A group of former FDA scientists who spoke out against the agency's allegedly flawed device-approval process are suing the feds for intercepting Gmail and Yahoo Mail messages by installing spy programs on their work computers. Although the computers were owned by the government, the plaintiffs say they were explicitly granted the right to use them for personal purposes.

Back in January 2009, nine scientists known as the "FDA Nine" anonymously wrote to the leader of then President-elect Barack Obama's transition team "pleading with him to restructure the agency," the Wall Street Journal reported at the time. Among other things, the Food and Drug Administration scientists complained that the agency approved devices in a flawed process that ignored science, and was driven by political lobbying.

A lawsuit filed January 25, 2012 in US District Court in Washington, DC on behalf of six of the scientists (two of whom remain anonymous) says agency officials responded to their whistleblowing by installing spyware on their computers to capture screen shots of private e-mail. The defendants in the suit allegedly stored the e-mails in a file called "FDA 9" with sub-directories related to each of the scientists. The FDA later used the e-mails to file complaints against the scientists with the Office of Inspector General (OIG), claiming that the scientists violated the law by providing information to the media and Congress. The scientists say their actions were protected by whistleblower laws, and the OIG repeatedly declined to take action against them.

None of the plaintiffs still work for the FDA. Two of them, Paul Hardy and Julian Nicholas, are asking for a court order to get their jobs back, with Hardy saying he was fired without cause and Nicholas saying his contract was not renewed by the FDA in retaliation for his whistleblowing. More broadly, the defendants are alleging First and Fourth Amendment violations and asking for a "Declaratory Judgment finding that the United States cannot convert the private e-mail and electronic communications of federal employees without due process of law and just compensation and cannot target whistleblowers for searches and seizures without a search warrant or validly issued subpoena that is narrowly tailored and limits the scope of any such search within valid constitutional parameters."

The defendants in the case include the FDA itself, the Public Health Service, the Department of Health and Human Services, the US government as a whole, Surgeon General Regina Benjamin, Secretary of Health and Human Services Kathleen Sebelius, FDA commissioner Margaret Hamburg, a variety of lower-ranking officials, and 99 unnamed IT employees, who presumably helped facilitate the e-mail gathering.

It stands to reason that workers should be wary of performing personal tasks on employer-owned computers. Monitoring employee computers is generally a trivial matter with modern technology, although the alleged actions of the FDA go beyond what an employee might normally expect, at least if the employees have no cause to think their employers have reason to watch their personal communications. The defendants, however, say in the lawsuit that the FDA's actions not only have a chilling effect on future whistleblowers, but also violated the understanding the agency had with the workers to whom the equipment was provided.

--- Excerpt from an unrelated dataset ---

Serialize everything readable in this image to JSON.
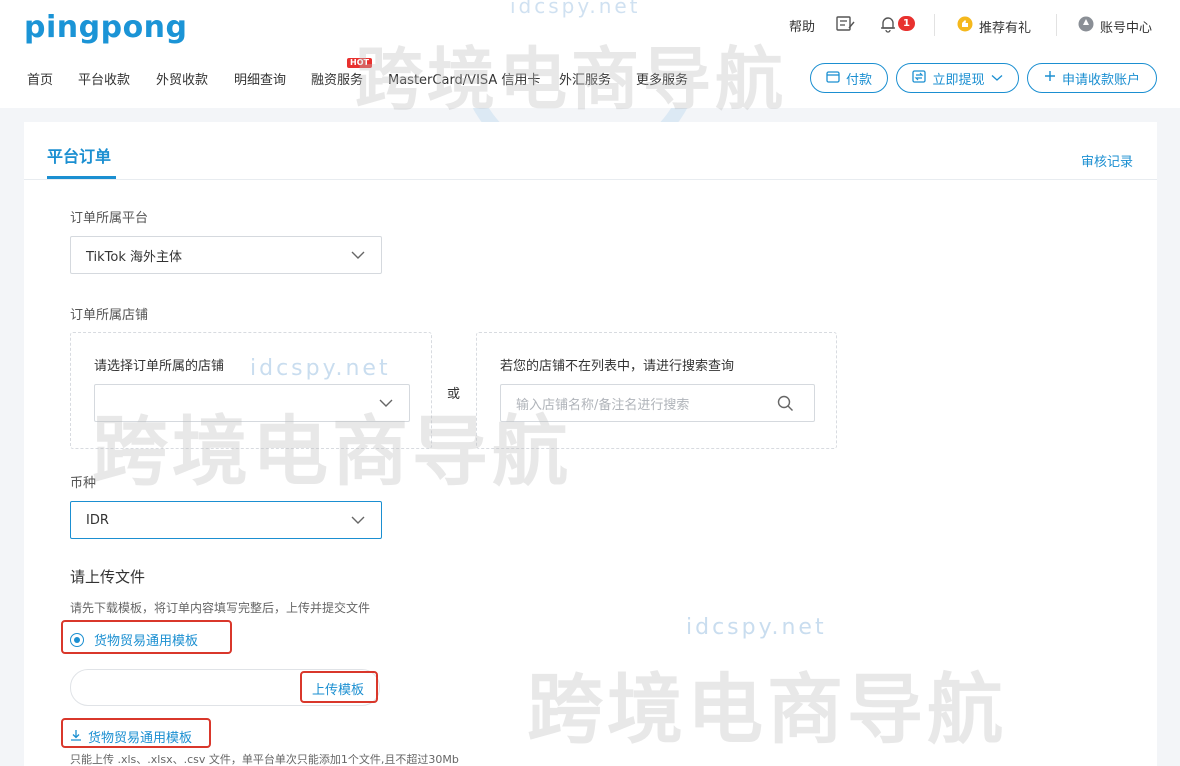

The "plaintiffs were permitted to access private, password protected Private E-mail Accounts from laptops and computers provided by FDA, but for which explicit permission was granted to use for personal purposes," the lawsuit states. "Defendants used this prolonged period of surveillance in an attempt to obtain information that could discredit the whistleblowers or be used by the United States to personally destroy the careers and reputations of distinguished medical doctors and other professionals. … When Defendants were unable to find evidence that the Plaintiffs had violated laws, they reviewed the contents of the secretly intercepted e-mails and recommended disciplinary action based on the content and viewpoint expressed in the intercepted e-mails."